Une procédure judiciaire a été ouverte à l'encontre d'Arslan en raison de ses propos tenus le 2 octobre 2023 lors d'une émission sur Halk TV, alors qu'elle commentait l'attentat terroriste perpétré contre le ministère de l'Intérieur lors de l'ouverture de la session parlementaire. 

Concernant l'accusation d'« apologie du crime et du criminel » visant Ayşenur Arslan, un non-lieu a été prononcé.

LES PROPOS TENUS DANS L'ÉMISSION ONT SERVI DE PREUVE

L'acte d'accusation débute par un résumé de l'histoire du PKK et inclut la transcription d'un extrait de 1 minute 29 secondes de l'émission, qui constitue la seule preuve du dossier.

Dans l'acte d'accusation contre la journaliste Arslan, il est estimé que ses propos lors de l'émission « sont de nature à semer le trouble et l'émoi au sein de la société, et pourraient servir de guide ou d'inspiration pour des actions susceptibles d'être menées par des organisations terroristes ».

« J'AI ÉTÉ MAL COMPRISE »

Dans sa déposition figurant dans l'acte d'accusation, la journaliste Ayşenur Arslan souligne que ses propos ont été mal interprétés et déclare ce qui suit :

« Bien que mes phrases aient pu dépasser ma pensée dans le contexte actuel, ce que je voulais dire et souligner était ceci : j'ai eu l'idée qu'il pourrait s'agir d'un message adressé au nouveau ministre de l'Intérieur, suite aux opérations successives menées récemment sous sa coordination, qui ont porté des coups sévères aux organisations criminelles ; en effet, de nombreuses opérations ont été menées récemment contre des trafiquants de drogue et des organisations criminelles à but lucratif. En réfléchissant à la manière dont l'acte a été perpétré, je me suis demandé si certains foyers criminels ne cherchaient pas à envoyer un message d'intimidation aux forces de police et au ministère de l'Intérieur par analogie. Il ne peut être question, ni dans l'émission ni lors de ma déposition actuelle, que j'aie utilisé une expression faisant l'apologie du terrorisme ou le légitimant.
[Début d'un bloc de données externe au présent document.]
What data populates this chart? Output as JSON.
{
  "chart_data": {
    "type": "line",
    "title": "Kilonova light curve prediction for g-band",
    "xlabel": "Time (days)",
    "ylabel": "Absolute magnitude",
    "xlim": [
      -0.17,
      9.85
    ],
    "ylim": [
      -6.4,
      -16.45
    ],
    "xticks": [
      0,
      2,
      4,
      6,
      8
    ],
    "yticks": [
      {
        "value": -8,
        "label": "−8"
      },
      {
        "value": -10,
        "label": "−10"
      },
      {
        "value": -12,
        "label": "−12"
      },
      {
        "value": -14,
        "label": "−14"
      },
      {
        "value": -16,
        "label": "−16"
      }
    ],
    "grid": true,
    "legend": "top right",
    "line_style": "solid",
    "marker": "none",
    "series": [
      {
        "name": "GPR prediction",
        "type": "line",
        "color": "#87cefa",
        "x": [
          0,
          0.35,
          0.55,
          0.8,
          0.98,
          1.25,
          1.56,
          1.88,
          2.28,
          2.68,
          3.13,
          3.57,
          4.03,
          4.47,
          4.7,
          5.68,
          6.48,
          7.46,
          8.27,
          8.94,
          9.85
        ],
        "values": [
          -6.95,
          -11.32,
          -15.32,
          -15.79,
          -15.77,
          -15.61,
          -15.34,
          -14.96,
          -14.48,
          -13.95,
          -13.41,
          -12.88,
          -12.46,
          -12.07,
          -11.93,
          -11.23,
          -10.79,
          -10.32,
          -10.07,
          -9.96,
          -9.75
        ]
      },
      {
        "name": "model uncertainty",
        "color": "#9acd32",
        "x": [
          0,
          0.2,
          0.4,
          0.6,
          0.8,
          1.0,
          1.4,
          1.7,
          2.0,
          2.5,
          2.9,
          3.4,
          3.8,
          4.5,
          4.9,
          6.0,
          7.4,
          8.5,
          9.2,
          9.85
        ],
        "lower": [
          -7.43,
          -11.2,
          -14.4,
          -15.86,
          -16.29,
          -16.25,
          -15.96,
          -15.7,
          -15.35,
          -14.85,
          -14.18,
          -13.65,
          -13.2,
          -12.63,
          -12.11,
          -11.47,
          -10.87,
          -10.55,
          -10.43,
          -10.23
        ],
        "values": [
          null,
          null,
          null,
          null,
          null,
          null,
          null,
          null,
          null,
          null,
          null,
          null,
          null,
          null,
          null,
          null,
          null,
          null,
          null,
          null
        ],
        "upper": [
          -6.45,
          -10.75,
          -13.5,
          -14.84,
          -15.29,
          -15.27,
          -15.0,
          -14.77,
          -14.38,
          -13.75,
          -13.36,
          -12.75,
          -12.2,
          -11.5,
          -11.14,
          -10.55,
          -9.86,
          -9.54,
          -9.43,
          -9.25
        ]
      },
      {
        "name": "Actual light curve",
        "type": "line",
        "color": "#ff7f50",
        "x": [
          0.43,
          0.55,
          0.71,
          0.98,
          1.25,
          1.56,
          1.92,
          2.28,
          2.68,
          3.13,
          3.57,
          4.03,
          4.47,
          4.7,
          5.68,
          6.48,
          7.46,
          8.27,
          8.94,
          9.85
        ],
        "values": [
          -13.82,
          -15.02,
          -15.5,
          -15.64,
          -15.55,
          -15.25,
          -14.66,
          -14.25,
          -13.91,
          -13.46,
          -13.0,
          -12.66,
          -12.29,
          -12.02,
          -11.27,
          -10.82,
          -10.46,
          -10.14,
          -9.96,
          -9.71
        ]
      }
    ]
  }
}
Je condamne l'acte qui a eu lieu, ici comme je l'ai fait lors de l'émission. »

DÉCLARATION DE L'AVOCAT ÜLGEN

L'avocat de la journaliste chevronnée Ayşenur Arslan, Celal Ülgen, a déclaré à B Yüzü que si un acte d'accusation avait été rédigé pour apologie du crime et du criminel, le procès aurait eu lieu devant un tribunal correctionnel.

Ülgen a déclaré ce qui suit :

« Alors que le pouvoir politique poursuit d'un côté une politique d'apaisement, il introduit de l'autre, dans un projet de loi, des peines importantes pour certains actes qualifiés d'« agent d'influence » dans l'article suivant l'article 339 du Code pénal turc. Comme ces deux attitudes ne peuvent être justes en même temps, l'une d'elles doit nécessairement être erronée. Il n'est pas nécessaire de chercher bien loin. Il n'est pas possible de soutenir cette nouvelle forme d'espionnage qui instaure une nouvelle sanction pénale. »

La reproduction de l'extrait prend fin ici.